The Left is just as guilty of that crime, so let's not go pointing political fingers.
The Left is just as guilty of that crime, so let's not go pointing political fingers.
Really? I don't see it nearly Have as much from the Democrats. And when I do it's because they are caught red-handed soliciting gay sex in airport restrooms or hookers on the internet, or going to White Supremacist gatherings throwing birthday celebrations commemorating Hitler.
Whenever people start to judge the people of the past with the standards of the present a mistake is being made.

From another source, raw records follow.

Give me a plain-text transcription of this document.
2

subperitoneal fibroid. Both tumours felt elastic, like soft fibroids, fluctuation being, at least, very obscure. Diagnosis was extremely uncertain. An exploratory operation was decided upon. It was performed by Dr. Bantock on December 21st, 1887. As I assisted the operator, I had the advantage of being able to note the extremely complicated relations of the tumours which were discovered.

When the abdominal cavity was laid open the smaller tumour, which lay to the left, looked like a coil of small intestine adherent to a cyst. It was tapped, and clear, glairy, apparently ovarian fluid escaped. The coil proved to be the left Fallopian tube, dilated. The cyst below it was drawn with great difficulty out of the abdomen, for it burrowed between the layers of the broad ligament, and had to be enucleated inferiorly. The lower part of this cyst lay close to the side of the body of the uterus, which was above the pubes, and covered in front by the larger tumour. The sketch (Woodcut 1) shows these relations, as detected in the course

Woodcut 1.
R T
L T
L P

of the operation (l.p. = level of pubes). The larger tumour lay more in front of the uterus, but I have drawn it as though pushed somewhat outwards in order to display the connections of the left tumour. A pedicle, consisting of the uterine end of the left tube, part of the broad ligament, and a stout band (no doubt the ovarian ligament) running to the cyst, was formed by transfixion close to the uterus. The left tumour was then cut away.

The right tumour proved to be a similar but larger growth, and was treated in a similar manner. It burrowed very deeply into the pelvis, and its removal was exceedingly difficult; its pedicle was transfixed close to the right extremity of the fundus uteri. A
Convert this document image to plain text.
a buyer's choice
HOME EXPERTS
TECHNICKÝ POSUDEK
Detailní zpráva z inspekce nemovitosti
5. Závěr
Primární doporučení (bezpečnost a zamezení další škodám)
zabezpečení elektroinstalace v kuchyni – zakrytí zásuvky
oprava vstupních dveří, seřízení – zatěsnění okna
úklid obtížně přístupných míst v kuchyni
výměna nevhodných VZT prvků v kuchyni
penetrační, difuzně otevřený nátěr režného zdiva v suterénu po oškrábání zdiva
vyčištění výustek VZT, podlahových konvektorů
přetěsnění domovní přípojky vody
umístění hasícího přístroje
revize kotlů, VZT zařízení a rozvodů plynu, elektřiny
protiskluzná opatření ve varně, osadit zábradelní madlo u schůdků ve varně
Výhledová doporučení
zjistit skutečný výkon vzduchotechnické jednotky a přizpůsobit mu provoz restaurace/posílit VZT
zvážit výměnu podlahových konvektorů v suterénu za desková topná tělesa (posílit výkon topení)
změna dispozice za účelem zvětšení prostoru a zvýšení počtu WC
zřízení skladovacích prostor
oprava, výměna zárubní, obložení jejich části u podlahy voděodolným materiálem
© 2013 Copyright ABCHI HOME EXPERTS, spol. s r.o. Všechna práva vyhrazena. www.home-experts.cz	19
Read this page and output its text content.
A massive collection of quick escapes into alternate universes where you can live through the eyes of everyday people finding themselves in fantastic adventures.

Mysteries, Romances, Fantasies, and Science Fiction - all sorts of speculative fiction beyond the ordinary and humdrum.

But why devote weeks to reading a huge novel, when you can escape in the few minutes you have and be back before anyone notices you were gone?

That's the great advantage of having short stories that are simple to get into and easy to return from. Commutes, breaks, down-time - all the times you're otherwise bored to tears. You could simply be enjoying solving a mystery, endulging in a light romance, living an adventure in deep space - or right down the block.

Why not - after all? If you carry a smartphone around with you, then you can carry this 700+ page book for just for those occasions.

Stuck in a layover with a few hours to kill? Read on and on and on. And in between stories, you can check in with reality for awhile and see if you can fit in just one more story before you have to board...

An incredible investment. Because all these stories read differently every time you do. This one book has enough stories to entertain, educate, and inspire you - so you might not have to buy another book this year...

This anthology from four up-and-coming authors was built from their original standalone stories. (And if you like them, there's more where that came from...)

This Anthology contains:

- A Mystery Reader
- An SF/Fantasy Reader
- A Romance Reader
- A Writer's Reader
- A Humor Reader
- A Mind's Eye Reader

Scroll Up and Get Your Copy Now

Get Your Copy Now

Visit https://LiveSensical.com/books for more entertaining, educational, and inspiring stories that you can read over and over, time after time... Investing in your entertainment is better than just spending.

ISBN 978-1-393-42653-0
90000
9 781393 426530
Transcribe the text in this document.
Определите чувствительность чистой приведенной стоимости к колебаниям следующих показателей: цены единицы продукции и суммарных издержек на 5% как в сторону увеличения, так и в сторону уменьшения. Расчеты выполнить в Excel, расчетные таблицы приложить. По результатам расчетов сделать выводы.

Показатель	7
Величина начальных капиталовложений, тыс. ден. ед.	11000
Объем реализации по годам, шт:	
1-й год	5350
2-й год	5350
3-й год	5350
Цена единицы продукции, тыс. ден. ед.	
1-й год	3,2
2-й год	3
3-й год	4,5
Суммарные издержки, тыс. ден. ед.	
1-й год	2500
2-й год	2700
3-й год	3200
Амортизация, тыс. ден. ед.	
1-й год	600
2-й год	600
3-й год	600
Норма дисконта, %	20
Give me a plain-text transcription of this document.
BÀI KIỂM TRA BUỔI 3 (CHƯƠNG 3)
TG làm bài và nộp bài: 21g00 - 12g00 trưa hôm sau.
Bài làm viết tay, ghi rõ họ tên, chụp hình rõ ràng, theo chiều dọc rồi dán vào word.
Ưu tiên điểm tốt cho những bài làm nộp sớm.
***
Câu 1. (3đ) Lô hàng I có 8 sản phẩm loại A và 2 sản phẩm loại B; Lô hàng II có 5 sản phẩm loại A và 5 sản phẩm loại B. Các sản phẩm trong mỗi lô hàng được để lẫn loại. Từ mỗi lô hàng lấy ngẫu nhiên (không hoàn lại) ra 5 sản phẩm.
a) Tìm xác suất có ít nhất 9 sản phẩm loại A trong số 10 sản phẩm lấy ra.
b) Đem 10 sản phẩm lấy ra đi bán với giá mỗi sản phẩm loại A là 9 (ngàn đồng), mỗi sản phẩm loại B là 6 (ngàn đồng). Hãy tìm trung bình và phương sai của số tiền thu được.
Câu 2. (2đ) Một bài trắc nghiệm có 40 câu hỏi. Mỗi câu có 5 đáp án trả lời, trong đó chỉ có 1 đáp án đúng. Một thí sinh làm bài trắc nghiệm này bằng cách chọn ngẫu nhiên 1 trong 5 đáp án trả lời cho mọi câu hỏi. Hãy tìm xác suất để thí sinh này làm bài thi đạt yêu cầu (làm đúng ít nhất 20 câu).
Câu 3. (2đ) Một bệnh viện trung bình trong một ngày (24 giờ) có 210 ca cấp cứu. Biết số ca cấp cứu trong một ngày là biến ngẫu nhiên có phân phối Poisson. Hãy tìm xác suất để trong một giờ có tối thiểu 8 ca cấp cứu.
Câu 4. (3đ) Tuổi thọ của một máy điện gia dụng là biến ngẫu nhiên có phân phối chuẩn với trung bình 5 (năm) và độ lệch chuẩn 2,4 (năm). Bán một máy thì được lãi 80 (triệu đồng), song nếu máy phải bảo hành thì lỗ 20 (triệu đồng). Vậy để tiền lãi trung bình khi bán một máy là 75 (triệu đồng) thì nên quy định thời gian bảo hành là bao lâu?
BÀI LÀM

I'm very sure our granchildren's grandchildren will judge use harshly for the mess we're making of their world, and they will be just as wrong as we are to judge people of the far past by our standards of today.
Wheel: I agree its a great way for the addled one G.W. Bush to do a CYA job to mask his many foreign policy blunders. Unlike Bush, Jefferson persuaded France to supply ships and guns to help the U.S. defeat the British during the war for Independence. It's a complete role reversal. Bush has alienated most of our former allies save (ironically) the British so he should not be trying to tie his conduct to past governments especially one of the founding fathers it is insulting to say the least.
Yeah, But Clinton did it too!
Yeah, But Clinton did it too!
Please explain to me exactly what Clinton (I assume you mean Bill not Hillary) did Don.